Duke University may have dealt the final blow to Durham's $3-billion light rail plans when it refused to enter into mediation with transit leaders last week, citing a "lack of workable solutions."

But recent history in other cities with light rail lines near university research centers shows there is a simple workable solution to this problem. In Minneapolis and Seattle, for example, concerns raised by universities about the very same issues were overcome using a special vibration-absorbing construction add-on called a "floating slab."

As a result, the University of Washington and University of Minnesota communities enjoy huge benefits in terms of transit access.

Duke officials stunned the region late last month when they announced they would not sign an essential agreement to allow the 18-mile light rail project to use university-owned land, effectively killing the project, which is facing hard deadlines to apply for federal funding. The effusiveness of Duke's concerns, outlined in a recent report by Triangle Transit raises questions about their sincerity.
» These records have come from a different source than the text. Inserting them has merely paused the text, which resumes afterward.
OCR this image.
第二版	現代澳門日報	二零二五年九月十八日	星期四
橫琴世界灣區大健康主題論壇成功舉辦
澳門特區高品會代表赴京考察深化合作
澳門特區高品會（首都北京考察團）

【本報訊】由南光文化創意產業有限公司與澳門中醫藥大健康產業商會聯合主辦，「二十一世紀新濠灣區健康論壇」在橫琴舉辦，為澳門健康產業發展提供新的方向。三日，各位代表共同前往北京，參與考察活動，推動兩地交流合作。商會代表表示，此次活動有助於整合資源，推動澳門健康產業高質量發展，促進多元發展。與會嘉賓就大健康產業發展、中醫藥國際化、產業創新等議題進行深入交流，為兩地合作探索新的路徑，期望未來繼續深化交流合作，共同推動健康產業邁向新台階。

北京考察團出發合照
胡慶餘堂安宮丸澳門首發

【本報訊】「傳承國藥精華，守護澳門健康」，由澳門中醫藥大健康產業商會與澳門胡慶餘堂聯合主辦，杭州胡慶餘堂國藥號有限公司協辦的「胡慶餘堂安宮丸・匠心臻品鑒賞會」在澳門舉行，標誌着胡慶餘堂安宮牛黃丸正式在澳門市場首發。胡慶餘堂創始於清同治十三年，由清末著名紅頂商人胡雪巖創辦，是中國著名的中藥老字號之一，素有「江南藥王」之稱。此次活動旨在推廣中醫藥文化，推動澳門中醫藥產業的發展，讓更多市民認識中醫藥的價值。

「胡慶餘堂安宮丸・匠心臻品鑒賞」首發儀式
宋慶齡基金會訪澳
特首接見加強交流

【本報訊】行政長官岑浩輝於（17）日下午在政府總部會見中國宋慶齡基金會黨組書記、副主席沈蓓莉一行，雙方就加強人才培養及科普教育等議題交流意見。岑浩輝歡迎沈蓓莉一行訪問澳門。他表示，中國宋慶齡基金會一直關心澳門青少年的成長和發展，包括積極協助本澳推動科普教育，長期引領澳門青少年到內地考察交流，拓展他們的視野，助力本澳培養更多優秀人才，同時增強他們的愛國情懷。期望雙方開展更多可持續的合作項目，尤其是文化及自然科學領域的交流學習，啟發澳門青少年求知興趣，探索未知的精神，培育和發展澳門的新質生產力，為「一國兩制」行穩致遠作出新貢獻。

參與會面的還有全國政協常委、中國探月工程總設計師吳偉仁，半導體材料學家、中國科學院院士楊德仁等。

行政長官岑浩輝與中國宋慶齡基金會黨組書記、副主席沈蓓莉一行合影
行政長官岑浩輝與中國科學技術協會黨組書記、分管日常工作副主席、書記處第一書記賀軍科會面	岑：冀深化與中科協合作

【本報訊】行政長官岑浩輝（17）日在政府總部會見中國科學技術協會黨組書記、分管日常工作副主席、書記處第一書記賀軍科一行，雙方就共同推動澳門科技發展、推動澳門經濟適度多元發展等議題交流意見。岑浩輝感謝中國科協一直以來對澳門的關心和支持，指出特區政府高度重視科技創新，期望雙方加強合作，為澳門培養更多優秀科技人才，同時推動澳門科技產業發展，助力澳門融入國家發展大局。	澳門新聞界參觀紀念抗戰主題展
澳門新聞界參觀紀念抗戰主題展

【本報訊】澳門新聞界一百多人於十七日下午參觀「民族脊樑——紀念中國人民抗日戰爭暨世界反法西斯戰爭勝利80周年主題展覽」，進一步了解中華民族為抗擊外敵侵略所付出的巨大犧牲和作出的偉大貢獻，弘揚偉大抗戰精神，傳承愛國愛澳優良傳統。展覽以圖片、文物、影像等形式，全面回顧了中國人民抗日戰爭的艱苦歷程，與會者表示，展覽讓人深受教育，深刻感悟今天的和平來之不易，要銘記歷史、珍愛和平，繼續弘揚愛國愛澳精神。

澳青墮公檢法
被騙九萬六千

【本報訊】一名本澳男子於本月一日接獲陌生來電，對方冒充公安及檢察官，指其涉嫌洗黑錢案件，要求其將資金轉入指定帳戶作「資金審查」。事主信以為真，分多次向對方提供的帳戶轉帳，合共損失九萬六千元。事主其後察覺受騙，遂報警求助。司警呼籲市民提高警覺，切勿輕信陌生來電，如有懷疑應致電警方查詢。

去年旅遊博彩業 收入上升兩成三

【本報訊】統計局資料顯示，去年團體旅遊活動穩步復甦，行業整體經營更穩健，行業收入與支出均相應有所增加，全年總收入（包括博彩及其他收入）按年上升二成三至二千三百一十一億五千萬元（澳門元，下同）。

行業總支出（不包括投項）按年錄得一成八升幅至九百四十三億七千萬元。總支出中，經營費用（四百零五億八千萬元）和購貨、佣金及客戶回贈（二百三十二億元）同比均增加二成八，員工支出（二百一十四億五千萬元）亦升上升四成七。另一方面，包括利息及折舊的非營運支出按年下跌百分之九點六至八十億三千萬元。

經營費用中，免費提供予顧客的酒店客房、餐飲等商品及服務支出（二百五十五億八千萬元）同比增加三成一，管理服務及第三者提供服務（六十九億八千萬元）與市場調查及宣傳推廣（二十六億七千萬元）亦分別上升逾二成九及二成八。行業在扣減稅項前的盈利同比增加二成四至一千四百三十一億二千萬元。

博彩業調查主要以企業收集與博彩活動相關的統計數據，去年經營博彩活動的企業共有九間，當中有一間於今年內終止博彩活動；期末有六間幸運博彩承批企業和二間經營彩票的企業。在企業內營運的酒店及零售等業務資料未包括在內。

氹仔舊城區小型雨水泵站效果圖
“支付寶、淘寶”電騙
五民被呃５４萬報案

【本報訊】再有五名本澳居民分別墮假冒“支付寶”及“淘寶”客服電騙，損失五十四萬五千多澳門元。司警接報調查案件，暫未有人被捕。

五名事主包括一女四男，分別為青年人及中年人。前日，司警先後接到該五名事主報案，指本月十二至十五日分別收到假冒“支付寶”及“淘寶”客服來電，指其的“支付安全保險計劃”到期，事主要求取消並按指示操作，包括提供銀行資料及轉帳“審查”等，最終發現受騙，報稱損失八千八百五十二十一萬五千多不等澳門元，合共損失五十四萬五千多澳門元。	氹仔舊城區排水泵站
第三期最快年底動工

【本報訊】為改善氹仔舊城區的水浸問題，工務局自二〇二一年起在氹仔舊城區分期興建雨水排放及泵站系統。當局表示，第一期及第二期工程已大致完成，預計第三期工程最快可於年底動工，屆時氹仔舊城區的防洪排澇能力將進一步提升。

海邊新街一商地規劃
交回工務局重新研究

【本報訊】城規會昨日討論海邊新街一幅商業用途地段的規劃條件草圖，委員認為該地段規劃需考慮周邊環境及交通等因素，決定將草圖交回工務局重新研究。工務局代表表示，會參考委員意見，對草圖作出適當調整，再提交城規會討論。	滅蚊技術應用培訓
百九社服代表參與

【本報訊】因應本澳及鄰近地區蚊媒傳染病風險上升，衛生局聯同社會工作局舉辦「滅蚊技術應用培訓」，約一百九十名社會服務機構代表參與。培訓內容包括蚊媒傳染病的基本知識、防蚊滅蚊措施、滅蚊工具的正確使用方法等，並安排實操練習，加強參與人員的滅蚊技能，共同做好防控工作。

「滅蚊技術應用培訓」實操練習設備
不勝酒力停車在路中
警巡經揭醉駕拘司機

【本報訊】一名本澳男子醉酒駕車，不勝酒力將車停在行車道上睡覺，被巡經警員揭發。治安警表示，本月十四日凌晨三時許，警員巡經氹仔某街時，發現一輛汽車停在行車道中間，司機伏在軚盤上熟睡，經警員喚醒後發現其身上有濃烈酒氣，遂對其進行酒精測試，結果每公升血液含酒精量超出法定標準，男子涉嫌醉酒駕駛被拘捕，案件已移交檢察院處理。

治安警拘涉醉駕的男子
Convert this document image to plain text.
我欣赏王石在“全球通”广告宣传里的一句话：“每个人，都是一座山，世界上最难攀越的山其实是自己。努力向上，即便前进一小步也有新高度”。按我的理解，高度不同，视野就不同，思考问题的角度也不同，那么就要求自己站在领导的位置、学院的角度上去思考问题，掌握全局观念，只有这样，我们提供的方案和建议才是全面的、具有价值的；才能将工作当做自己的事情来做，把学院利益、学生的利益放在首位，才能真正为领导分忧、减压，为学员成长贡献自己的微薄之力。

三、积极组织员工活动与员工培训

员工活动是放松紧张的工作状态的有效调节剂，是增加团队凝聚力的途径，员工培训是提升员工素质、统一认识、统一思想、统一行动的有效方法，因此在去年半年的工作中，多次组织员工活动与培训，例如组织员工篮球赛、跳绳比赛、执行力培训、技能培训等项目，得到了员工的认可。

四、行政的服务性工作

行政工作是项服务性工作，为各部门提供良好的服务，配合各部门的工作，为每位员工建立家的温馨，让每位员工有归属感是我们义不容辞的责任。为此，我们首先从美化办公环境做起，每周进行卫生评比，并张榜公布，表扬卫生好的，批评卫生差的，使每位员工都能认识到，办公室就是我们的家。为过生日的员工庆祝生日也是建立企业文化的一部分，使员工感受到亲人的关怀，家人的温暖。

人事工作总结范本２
But one of the key concerns at this stage, Duke says, is that vibrations and electromagnetic fields from the light rail will interfere with tests and research at its university affiliated medical center. Duke refused to comment for this story.

But here in a January 2018 blog post, Seattle's Sound Transit explains how it helped alleviate those same concerns:

The tracks will sit on a series of extra-dense concrete slabs that each weigh 11,000 pounds. The concrete mixture used to make the slabs includes a special type of hematite sourced from a site near Duluth, Minn. that was selected for its heavy weight and non-magnetic properties.

Each of the 1,618 slabs will sit on custom-built rubber pads sourced in part for their durability and vibration-absorbing properties.

Mitigation in that project cost about $43 million in total and included moving some labs, the Seattle Times reports.

Sound Transit installed this "floating" concrete slab to reduce vibrations for its University Link light rail project. Photo: Sound Transit
Sound Transit installed this "floating" concrete slab to reduce vibrations for its University Link light rail project. Photo: Sound Transit

Sound Transit installed this "floating" concrete slab to reduce vibrations for its University Link light rail project.

The Twin Cities used a similar design to minimize vibrations near University of Minnesota labs for its $1 billion Green Line light rail project, which runs through campus on its 11-mile route from St. Paul to downtown Minneapolis.

The transit agency there also conducts annual testing of vibrations, and has committed to keeping them below agreed upon levels.

Both of these projects, it should be noted, have been major successes. Minneapolis' green line bested its ridership projections by about 50 percent, and carries about 40,000 daily riders. Seattle's University Link Light Rail extension was a huge ridership boon for the agency, adding about 50 percent to the system's total ridership.

Connecting light rail to universities can be complex but it tends to pay big dividends in terms of ridership.